En Israël, les réalisateurs du film « Naza » primé à Venise sont qualifiés de « traitres »

Le gouvernement et le chef de l’armée en Israël ont violemment réagi au triomphe à Venise du film israélien « Naza » qui dénonce les techniques de la guerre contre les Palestiniens à Gaza. Un révélateur du fossé entre l’État hébreu et l’Europe face aux méthodes israéliennes depuis bientôt trois ans.

« Des traitres en temps de guerre… » Le ministre israélien de la culture, Miki Zohar, n’a pas fait dans la nuance en parlant des deux réalisateurs du film « Naza ». Le ministre a envisagé la déchéance de la nationalité israélienne pour Yuval Abraham et Rachel Szor.

Le chef de l’armée israélienne, Eyal Zamir, est allé plus loin encore en parlant de « calomnie du sang » une référence explicite à une vieille accusation antisémite contre les juifs.

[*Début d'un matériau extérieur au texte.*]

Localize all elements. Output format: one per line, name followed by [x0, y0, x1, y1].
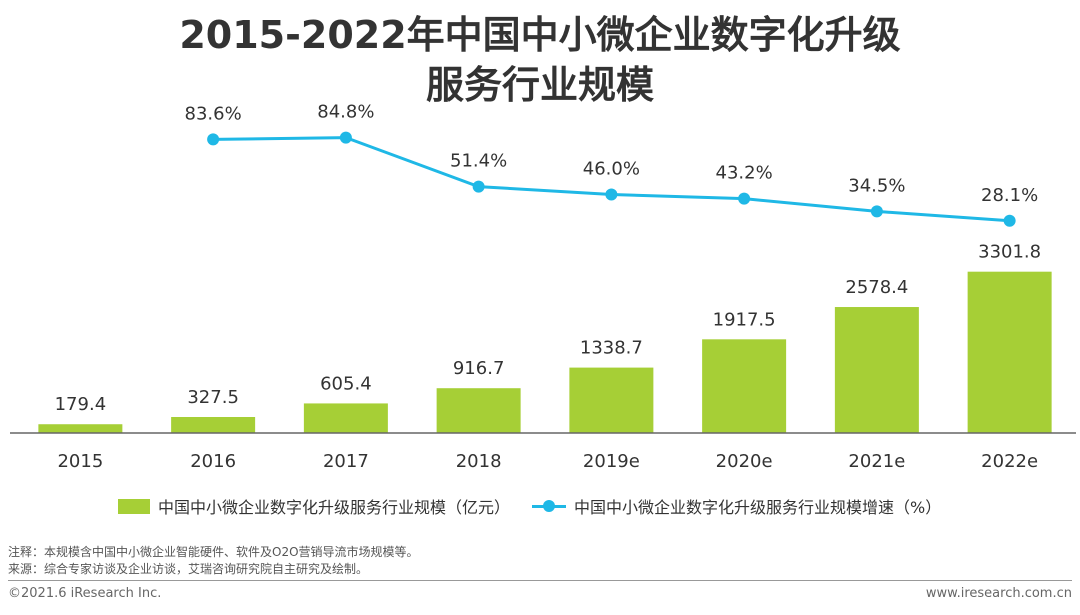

Il a demandé aux services juridiques de l’armée d’étudier des mesures contre les anciens militaires qui témoignent dans le film.

L’un comme l’autre a reconnu n’avoir vu que la bande annonce et les articles de presse. Ils ont surtout vu le prix spécial du jury, et les 24 minutes de standing ovation lors de sa projection la semaine dernière à Venise.

Cet accueil exceptionnel pour un documentaire qui expose les pratiques de l’armée israélienne à Gaza, renvoie Israël au fait que l’Europe lui tourne progressivement le dos. Et au lieu de s’interroger sur le fond, les dirigeants de l’État hébreu préfèrent diaboliser les porteurs de mauvaises nouvelles, et considérer comme antisémites tous ceux qui les applaudissent.

Pourquoi des réactions aussi violentes ? Parce que ce film met à mal tout le discours israélien, au lendemain de l’attaque terroriste du 7 octobre 2023, selon lequel Israël agissait uniquement en état de légitime défense et évitait au maximum les victimes civiles.

Les 24 anciens militaires et membres des services secrets qui témoignent à visage couvert parlent des techniques de sélection des cibles qui prennent en compte les « Naza » qui donnent le titre au film, l’acronyme de « dégâts collatéraux » en hébreu, les civils. Jusqu’à 500 dans une frappe, selon l’un d’eux.

Ce film-coup de poing -que j’ai pu voir-, raconte la destruction systématique des villes pour rendre le retour impossible pour les Palestiniens poussés toujours plus loin. Aujourd’hui, les deux millions de Palestiniens vivent sur 40% de l’ancien territoire de Gaza.

Yuval Abraham, l’un des deux réalisateurs, avait déjà révélé dans la presse l’existence de logiciels d’IA qui sélectionnaient les cibles à Gaza, ne laissant que quelques secondes aux humains pour valider ou infirmer la proposition. Les témoignages du film étayent et développent cette idée d’une destruction systématique et délibérée de la vie palestinienne à Gaza.

Et ce n’est pas limité à Gaza. Hier, l’organisation israélienne de défense des droits humains, B’Tselem, a publié un rapport [https://www.btselem.org/the_elimination_project/ ] accusant le gouvernement israélien de chercher à détruire la vie palestinienne en Cisjordanie. L’objectif est de rendre irréversible la présence israélienne dans ce territoire occupé depuis 1967.

Le rapport établit que ce plan « d’élimination » de la présence palestinienne est désormais mis en œuvre « plus ouvertement, plus directement et plus violemment qu’avant », au travers des actions de l’armée et de ce qu’il appelle les « milices de colons ».

Ces critiques de l’intérieur ont principalement un écho international, mais se heurtent à un déni majoritaire en Israël. Ainsi se creuse un peu plus le fossé entre Israël et une partie du monde, en particulier l’Europe, qui a longtemps limité ses critiques face à la riposte israélienne. Cette retenue s’efface sous le poids des révélations.